Bootstrap Methods for Strategy Evaluation

Bootstrap methods resample your strategy's returns or trades to construct empirical distributions of performance statistics, replacing fragile parametric assumptions with brute-force computation. They matter because the sampling distribution of Sharpe, drawdown, and CAGR is unknown, skewed, and fat-tailed — analytical confidence intervals lie about how much you actually know.
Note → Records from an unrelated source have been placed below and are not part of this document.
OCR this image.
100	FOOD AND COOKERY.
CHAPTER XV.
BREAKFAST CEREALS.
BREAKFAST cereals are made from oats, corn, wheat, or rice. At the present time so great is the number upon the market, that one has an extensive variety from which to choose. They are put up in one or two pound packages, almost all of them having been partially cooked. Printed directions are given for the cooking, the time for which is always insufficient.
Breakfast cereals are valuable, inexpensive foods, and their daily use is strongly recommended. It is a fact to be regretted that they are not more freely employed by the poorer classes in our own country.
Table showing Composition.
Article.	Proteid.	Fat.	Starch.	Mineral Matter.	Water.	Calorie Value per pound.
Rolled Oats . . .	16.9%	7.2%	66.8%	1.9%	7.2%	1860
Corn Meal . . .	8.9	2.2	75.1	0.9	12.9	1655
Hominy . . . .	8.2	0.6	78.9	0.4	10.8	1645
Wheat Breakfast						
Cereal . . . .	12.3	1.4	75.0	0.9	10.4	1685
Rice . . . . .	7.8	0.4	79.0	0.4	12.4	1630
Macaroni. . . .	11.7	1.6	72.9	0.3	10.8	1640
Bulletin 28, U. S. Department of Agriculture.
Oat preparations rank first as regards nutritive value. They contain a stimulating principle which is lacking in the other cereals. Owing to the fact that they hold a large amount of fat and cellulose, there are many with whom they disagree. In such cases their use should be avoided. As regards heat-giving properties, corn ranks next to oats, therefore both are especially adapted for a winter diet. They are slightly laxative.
The core procedure is simple. Given an observed sample of N returns, draw N returns with replacement to form a synthetic track record, compute the statistic of interest, and repeat B times. The empirical quantiles of those B values approximate the sampling distribution of the statistic under the assumption that your observed returns are representative of the true return-generating process.

The computation

For a return series r = (r_1, ..., r_N) and statistic θ (e.g., Sharpe ratio), the basic IID bootstrap is:

For b = 1..B: r*_b = sample_with_replacement(r, size=N); θ*_b = stat(r*_b)

The 95% confidence interval for θ is then the interval [Q_0.025(θ*), Q_0.975(θ*)] across the B replicates. For autocorrelated returns — which is most strategy returns — replace IID resampling with the stationary bootstrap (Politis & Romano, 1994), which resamples blocks of random geometric length with mean L:

L_optimal ≈ N^(1/3) × (2 × ρ̂_1² / (1 - ρ̂_1²))^(1/3)

where ρ̂_1 is the first-order autocorrelation of returns. For trade-level bootstraps, resample individual trades (or trade clusters) rather than daily returns — this preserves the structure of position holding periods.

How to interpret it

A bootstrap 95% CI on Sharpe ratio that crosses zero means you cannot reject the null of zero edge at conventional significance. With 3 years of daily returns (N ≈ 750), expect Sharpe CIs of roughly ±0.5 around the point estimate — a backtest showing Sharpe 1.0 typically has a 95% CI of [0.5, 1.5]. If your CI lower bound is below 0.3, the strategy is statistically indistinguishable from noise at sample sizes most retail backtests provide.

For maximum drawdown, bootstrap distributions are heavily right-skewed: the observed max DD is almost always optimistic. A reasonable heuristic is that the 95th percentile bootstrap DD is 1.5x to 2.5x the observed DD, and this is the number you should plan capital around. CAGR bootstrap CIs widen with the square root of time — short backtests produce CAGR estimates that are nearly useless without bootstrap context.

Run B = 1000 for exploratory work, B = 10000 for reported figures. Beyond 10000, additional precision rarely justifies the compute cost.

What it does not capture

Bootstrap resamples from the observed sample. It cannot tell you anything about regimes not present in your data. A bootstrap of 2015-2021 SPX returns will not produce a 2008 or a 2020-March, no matter how many replicates you draw. The empirical distribution is bounded by what happened.

Bootstrap confidence intervals address sampling variability, not model risk, not regime risk, not selection bias. A strategy chosen from 1000 candidates by Sharpe ranking will have a tight, impressive bootstrap CI — and almost zero out-of-sample edge. Bootstrap after the search, on held-out data, or use a multiple-testing-aware procedure like the deflated Sharpe ratio.

It also assumes the resampling preserves the dependence structure that matters. IID bootstrap on autocorrelated returns produces CIs that are too narrow — typically by 20-40% for momentum strategies. Block bootstrap fixes serial correlation but not cross-sectional dependence in multi-asset portfolios; for that you need a paired or panel bootstrap.

Finally, bootstrap cannot rescue a strategy from look-ahead bias, survivorship bias, or transaction cost optimism. Garbage in, garbage out — with rigorous-looking confidence intervals.

In Kestrel Signal

Kestrel Signal reports stationary bootstrap confidence intervals for Sharpe, Sortino, CAGR, and maximum drawdown alongside every backtest, with block length chosen automatically from the residual autocorrelation. Bootstrap distributions are visualized as histograms rather than scalar CIs, so you can see skew and tail behavior directly. When a strategy is selected from a parameter sweep, bootstrap statistics are computed on the held-out walk-forward segments only — never on the in-sample data that produced the selection.